In the meanwhile, Abydus had sprung up close to Teni. Abydus, however, though an important city, was never the capital of Egypt. The seat of power shifted strangely with different dynasties, being established now in the delta, now at Thebes, now at Elephantine; but having once departed from the site which, by reason of its central position and the unbounded fertility of its neighborhood, was above all others best fitted to play this great part in the history of the country, it never again returned to the point from which it had started. That point, however, was unquestionably the center from which the great Egyptian people departed upon its wonderful career. Here was the nursery of its strength. Hence it derived its proud title to an unmixed autochthonous descent. For no greater proof of the native origin of the race can be adduced than the position which their first city occupies upon the map of Egypt. That any tribe of colonists should have made straight for the heart of the country and there have established themselves in the midst of barbarous and probably hostile aborigines is evidently out of the question. It is, on the other hand, equally clear that if Egypt had been colonized from Asia or Ethiopia, the strangers would, on the one hand, have founded their earliest settlement in the neighborhood of the isthmus; or, on the other, have halted first among the then well-watered plains of Nubia.[254] But the Egyptians started from the fertile heart of their own mother country and began by being great at home.

Abydus and Teni, planted on the same platform of desert, were probably united at one time by a straggling suburb inhabited by the embalmers and other tradesfolk concerned in the business of death and burial. A chain of mounds, excavated only where the temples were situated, now stand to us for the famous city of Abydus. An ancient crude-brick inclosure and an artificial tumulus mark the site of Teni. The temples and the tumulus, divided by the now exhausted necropolis, and about as distant from one another as Medinet Habu and the Ramesseum.

There must have been many older temples at Abydus than these which we now see, one of which was built by Seti I, and the other by Rameses II. Or possibly, as in so many instances, the more ancient buildings were pulled down and rebuilt.

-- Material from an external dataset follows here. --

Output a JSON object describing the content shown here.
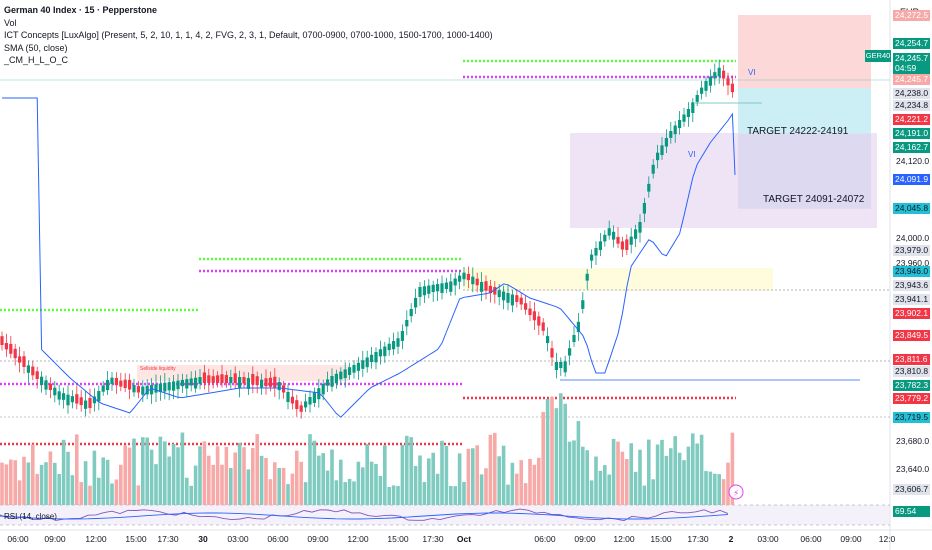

Be this as it may, the temple of Seti, as regards its sculptured decorations, is one of the most beautiful of Egyptian ruins; and as regards its plan, is one of the most singular. A row of square limestone piers, which must once have supported an architrave, are now all that remains of the façade. Immediately behind these comes a portico of twenty-four columns leading by seven entrances to a hall of thirty-six columns. This hall again opens into seven parallel sanctuaries, behind which lie another hall of columns and a number of small chambers. So much of the building seems to be homogeneous. Adjoining this block, however, and leading from it by doorways at the southern end of the great hall, come several more halls and chambers connected by corridors, and conducting apparently to more chambers not yet excavated. All these piers, columns, halls, and passages, and all the seven sanctuaries,[255] are most delicately sculptured and brilliantly colored.

There is so far a family resemblance between temples of the same style and period that, after a little experience, one can generally guess before crossing the threshold of a fresh building what one is likely to see in the way of sculptures within. But almost every subject in the temple of Seti at Abydus is new and strange. All the gods of the Egyptian pantheon seem to have been worshiped here and to have had each his separate shrine. The walls are covered with paintings of these shrines and their occupants; while before each the king is represented performing some act of adoration. A huge blue frog, a greyhound, a double-headed goose, a human-bodied creature with a Nilometer for its head,[256] and many more than I can now remember, are thus depicted. The royal offerings, too, though incense and necklaces and pectoral ornaments abound, are for the most part of a kind that we have not seen before. In one place the king presents to Isis a column with four capitals, having on the top capital a globe and two asps surmounted by a pair of ostrich feathers.